GHS: H290 corrosive to metals, H302 harmful if swallowed, H314 causes severe skin burns and eye damage Cat 1A. OSHA PEL is 2 mg/m³ ceiling for the dust. Concentrated solutions (>5%) cause deep saponification burns that progress for hours after exposure — wash with copious water for at least 15 minutes and seek medical attention for any splash above eyebrow level. Dissolving the pellets is strongly exothermic; always add KOH to water, never the reverse, and use a Pyrex or polypropylene container — thin glassware can crack from thermal shock. Reacts with aluminum, zinc, and tin to evolve hydrogen gas (LEL 4%). Store in tightly sealed HDPE; the pellets deliquesce rapidly and absorb CO2 to form K2CO3.

This safety summary is for educational reference only and may not be complete. It is not a substitute for Safety Data Sheets (SDS), medical advice, or professional chemical safety guidance. Always consult appropriate SDS and qualified professionals before handling chemicals.

Constituent Elements

Frequently Asked Questions

What is the molar mass of potassium hydroxide?

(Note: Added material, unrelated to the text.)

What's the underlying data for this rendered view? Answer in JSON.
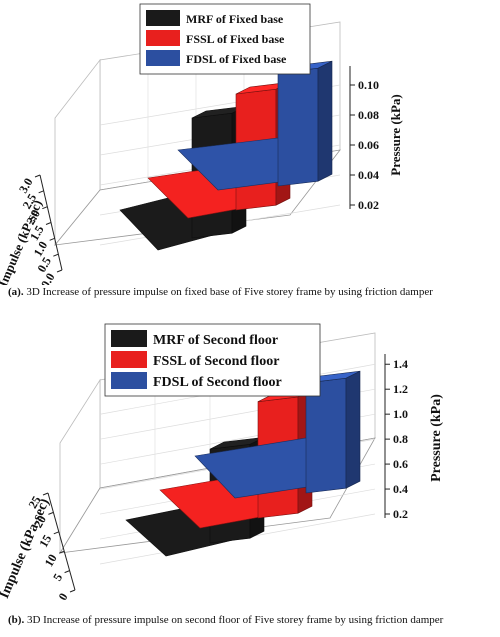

KOH is 56.105 g/mol: potassium (39.098), oxygen (15.999), hydrogen (1.008). For preparing a 1 M solution, dissolve 56.1 g of pellets in roughly 800 mL of water, let it cool back to room temperature (the dissolution evolves significant heat), and dilute to 1 L. Always verify the actual molarity by titration against KHP — commercial KOH pellets typically assay 85-90% on a wet basis because of absorbed water and carbonate.

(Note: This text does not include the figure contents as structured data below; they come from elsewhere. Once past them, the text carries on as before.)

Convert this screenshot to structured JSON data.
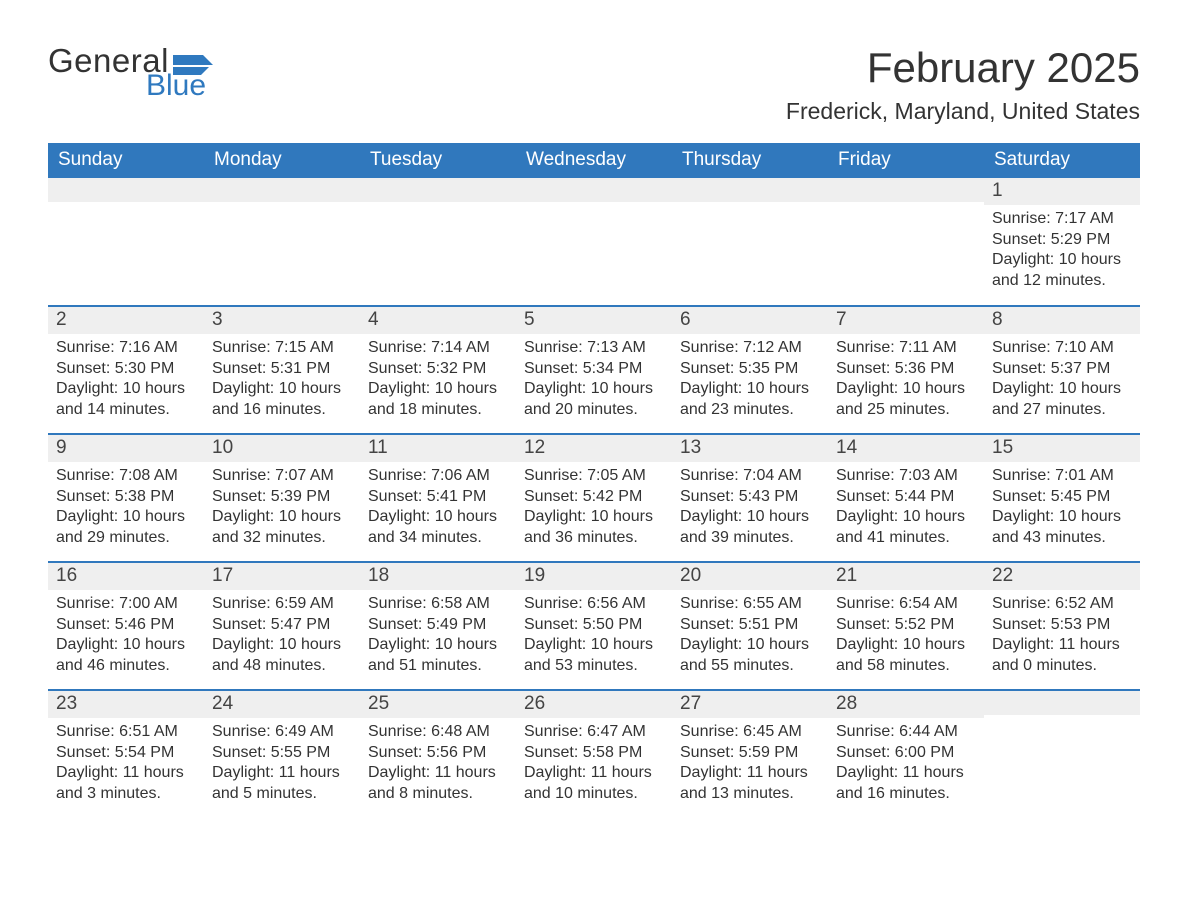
{
  "brand": {
    "word1": "General",
    "word2": "Blue",
    "flag_color": "#2f79bf"
  },
  "title": "February 2025",
  "location": "Frederick, Maryland, United States",
  "colors": {
    "header_bg": "#3078bd",
    "header_text": "#ffffff",
    "daynum_bg": "#efefef",
    "divider": "#3078bd",
    "body_text": "#333333"
  },
  "weekdays": [
    "Sunday",
    "Monday",
    "Tuesday",
    "Wednesday",
    "Thursday",
    "Friday",
    "Saturday"
  ],
  "labels": {
    "sunrise": "Sunrise:",
    "sunset": "Sunset:",
    "daylight": "Daylight:"
  },
  "weeks": [
    [
      null,
      null,
      null,
      null,
      null,
      null,
      {
        "n": "1",
        "sunrise": "7:17 AM",
        "sunset": "5:29 PM",
        "daylight": "10 hours and 12 minutes."
      }
    ],
    [
      {
        "n": "2",
        "sunrise": "7:16 AM",
        "sunset": "5:30 PM",
        "daylight": "10 hours and 14 minutes."
      },
      {
        "n": "3",
        "sunrise": "7:15 AM",
        "sunset": "5:31 PM",
        "daylight": "10 hours and 16 minutes."
      },
      {
        "n": "4",
        "sunrise": "7:14 AM",
        "sunset": "5:32 PM",
        "daylight": "10 hours and 18 minutes."
      },
      {
        "n": "5",
        "sunrise": "7:13 AM",
        "sunset": "5:34 PM",
        "daylight": "10 hours and 20 minutes."
      },
      {
        "n": "6",
        "sunrise": "7:12 AM",
        "sunset": "5:35 PM",
        "daylight": "10 hours and 23 minutes."
      },
      {
        "n": "7",
        "sunrise": "7:11 AM",
        "sunset": "5:36 PM",
        "daylight": "10 hours and 25 minutes."
      },
      {
        "n": "8",
        "sunrise": "7:10 AM",
        "sunset": "5:37 PM",
        "daylight": "10 hours and 27 minutes."
      }
    ],
    [
      {
        "n": "9",
        "sunrise": "7:08 AM",
        "sunset": "5:38 PM",
        "daylight": "10 hours and 29 minutes."
      },
      {
        "n": "10",
        "sunrise": "7:07 AM",
        "sunset": "5:39 PM",
        "daylight": "10 hours and 32 minutes."
      },
      {
        "n": "11",
        "sunrise": "7:06 AM",
        "sunset": "5:41 PM",
        "daylight": "10 hours and 34 minutes."
      },
      {
        "n": "12",
        "sunrise": "7:05 AM",
        "sunset": "5:42 PM",
        "daylight": "10 hours and 36 minutes."
      },
      {
        "n": "13",
        "sunrise": "7:04 AM",
        "sunset": "5:43 PM",
        "daylight": "10 hours and 39 minutes."
      },
      {
        "n": "14",
        "sunrise": "7:03 AM",
        "sunset": "5:44 PM",
        "daylight": "10 hours and 41 minutes."
      },
      {
        "n": "15",
        "sunrise": "7:01 AM",
        "sunset": "5:45 PM",
        "daylight": "10 hours and 43 minutes."
      }
    ],
    [
      {
        "n": "16",
        "sunrise": "7:00 AM",
        "sunset": "5:46 PM",
        "daylight": "10 hours and 46 minutes."
      },
      {
        "n": "17",
        "sunrise": "6:59 AM",
        "sunset": "5:47 PM",
        "daylight": "10 hours and 48 minutes."
      },
      {
        "n": "18",
        "sunrise": "6:58 AM",
        "sunset": "5:49 PM",
        "daylight": "10 hours and 51 minutes."
      },
      {
        "n": "19",
        "sunrise": "6:56 AM",
        "sunset": "5:50 PM",
        "daylight": "10 hours and 53 minutes."
      },
      {
        "n": "20",
        "sunrise": "6:55 AM",
        "sunset": "5:51 PM",
        "daylight": "10 hours and 55 minutes."
      },
      {
        "n": "21",
        "sunrise": "6:54 AM",
        "sunset": "5:52 PM",
        "daylight": "10 hours and 58 minutes."
      },
      {
        "n": "22",
        "sunrise": "6:52 AM",
        "sunset": "5:53 PM",
        "daylight": "11 hours and 0 minutes."
      }
    ],
    [
      {
        "n": "23",
        "sunrise": "6:51 AM",
        "sunset": "5:54 PM",
        "daylight": "11 hours and 3 minutes."
      },
      {
        "n": "24",
        "sunrise": "6:49 AM",
        "sunset": "5:55 PM",
        "daylight": "11 hours and 5 minutes."
      },
      {
        "n": "25",
        "sunrise": "6:48 AM",
        "sunset": "5:56 PM",
        "daylight": "11 hours and 8 minutes."
      },
      {
        "n": "26",
        "sunrise": "6:47 AM",
        "sunset": "5:58 PM",
        "daylight": "11 hours and 10 minutes."
      },
      {
        "n": "27",
        "sunrise": "6:45 AM",
        "sunset": "5:59 PM",
        "daylight": "11 hours and 13 minutes."
      },
      {
        "n": "28",
        "sunrise": "6:44 AM",
        "sunset": "6:00 PM",
        "daylight": "11 hours and 16 minutes."
      },
      null
    ]
  ]
}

What is the difference between NaOH and KOH?
Both fully dissociate in water and both are equally strong bases on a molar basis. The differences show up in their salts: potassium soaps of fatty acids stay liquid or pasty (think shaving cream), while sodium soaps crystallize into bars. KOH is the standard battery electrolyte and biodiesel catalyst; NaOH is the standard pulp-and-paper digestion alkali and drain cleaner. KOH is also slightly more soluble in alcohols, which makes it preferred for non-aqueous saponifications.

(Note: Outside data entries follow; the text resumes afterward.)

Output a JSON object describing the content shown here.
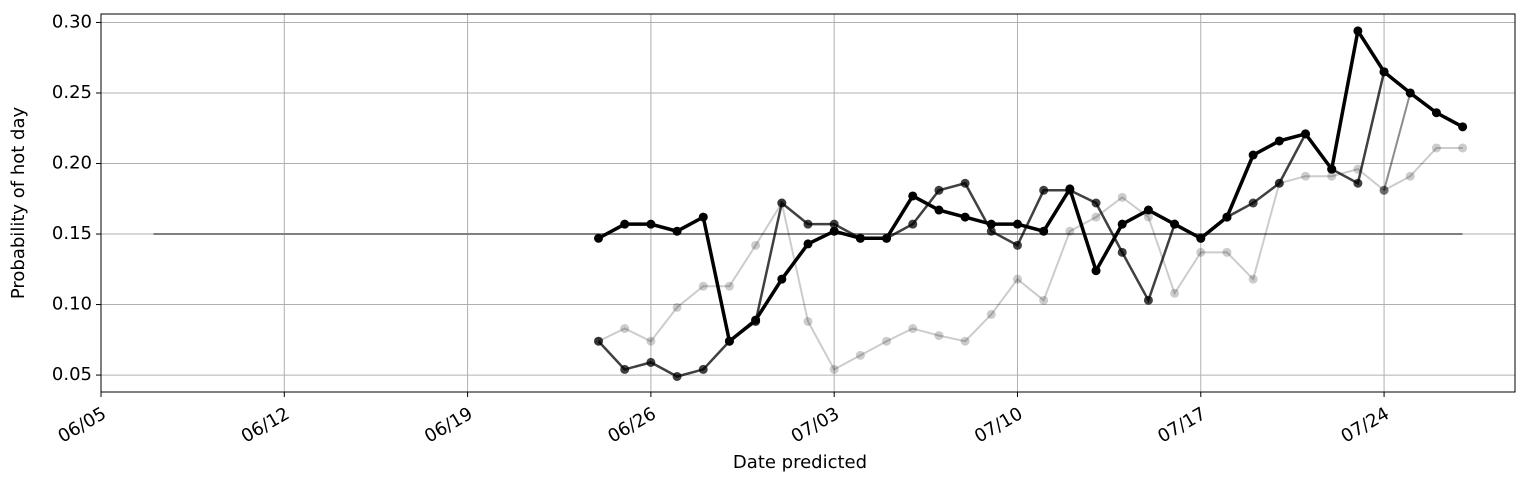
{
  "chart_data": {
    "type": "line",
    "x_label": "Date predicted",
    "y_label": "Probability of hot day",
    "x": [
      "06/24",
      "06/25",
      "06/26",
      "06/27",
      "06/28",
      "06/29",
      "06/30",
      "07/01",
      "07/02",
      "07/03",
      "07/04",
      "07/05",
      "07/06",
      "07/07",
      "07/08",
      "07/09",
      "07/10",
      "07/11",
      "07/12",
      "07/13",
      "07/14",
      "07/15",
      "07/16",
      "07/17",
      "07/18",
      "07/19",
      "07/20",
      "07/21",
      "07/22",
      "07/23",
      "07/24",
      "07/25",
      "07/26",
      "07/27"
    ],
    "series": [
      {
        "color": "#000000",
        "alpha": 0.2,
        "width": 2,
        "values": [
          0.074,
          0.083,
          0.074,
          0.098,
          0.113,
          0.113,
          0.142,
          0.172,
          0.088,
          0.054,
          0.064,
          0.074,
          0.083,
          0.078,
          0.074,
          0.093,
          0.118,
          0.103,
          0.152,
          0.162,
          0.176,
          0.162,
          0.108,
          0.137,
          0.137,
          0.118,
          0.186,
          0.191,
          0.191,
          0.196,
          0.181,
          0.191,
          0.211,
          0.211
        ]
      },
      {
        "color": "#000000",
        "alpha": 0.45,
        "width": 2,
        "values": [
          null,
          null,
          null,
          null,
          null,
          null,
          null,
          null,
          null,
          null,
          null,
          null,
          null,
          null,
          null,
          null,
          null,
          null,
          null,
          null,
          null,
          null,
          null,
          null,
          null,
          null,
          null,
          null,
          null,
          null,
          0.181,
          0.25,
          null,
          null
        ]
      },
      {
        "color": "#000000",
        "alpha": 0.75,
        "width": 2.5,
        "values": [
          0.074,
          0.054,
          0.059,
          0.049,
          0.054,
          0.074,
          0.088,
          0.172,
          0.157,
          0.157,
          0.147,
          0.147,
          0.157,
          0.181,
          0.186,
          0.152,
          0.142,
          0.181,
          0.181,
          0.172,
          0.137,
          0.103,
          0.157,
          0.147,
          0.162,
          0.172,
          0.186,
          0.221,
          0.196,
          0.186,
          0.265,
          null,
          null,
          null
        ]
      },
      {
        "color": "#000000",
        "alpha": 1,
        "width": 3.5,
        "values": [
          0.147,
          0.157,
          0.157,
          0.152,
          0.162,
          0.074,
          0.089,
          0.118,
          0.143,
          0.152,
          0.147,
          0.147,
          0.177,
          0.167,
          0.162,
          0.157,
          0.157,
          0.152,
          0.182,
          0.124,
          0.157,
          0.167,
          0.157,
          0.147,
          0.162,
          0.206,
          0.216,
          0.221,
          0.196,
          0.294,
          0.265,
          0.25,
          0.236,
          0.226
        ]
      }
    ],
    "reference_line": {
      "value": 0.15,
      "x": [
        "06/07",
        "07/27"
      ],
      "color": "#808080"
    },
    "xlim": [
      "06/05",
      "07/29"
    ],
    "xticks": [
      "06/05",
      "06/12",
      "06/19",
      "06/26",
      "07/03",
      "07/10",
      "07/17",
      "07/24"
    ],
    "ylim": [
      0.038,
      0.306
    ],
    "yticks": [
      0.05,
      {
        "value": 0.1,
        "label": "0.10"
      },
      0.15,
      {
        "value": 0.2,
        "label": "0.20"
      },
      0.25,
      {
        "value": 0.3,
        "label": "0.30"
      }
    ],
    "grid": true
  }
}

Why is potassium hydroxide used in batteries?
Concentrated aqueous KOH (around 30-40% by mass) has higher ionic conductivity than equivalent NaOH at low temperatures — about 0.6 S/cm versus 0.4 — because the K+ ion is less heavily solvated and migrates faster through the gel electrolyte. Alkaline batteries also need to function down to -20°C, where NaOH solutions risk freezing or KOH·NaOH eutectic precipitation. The Zn anode and MnO2 cathode chemistry doesn't really care which alkali metal sits in solution — the electrolyte just needs to carry OH- between the electrodes.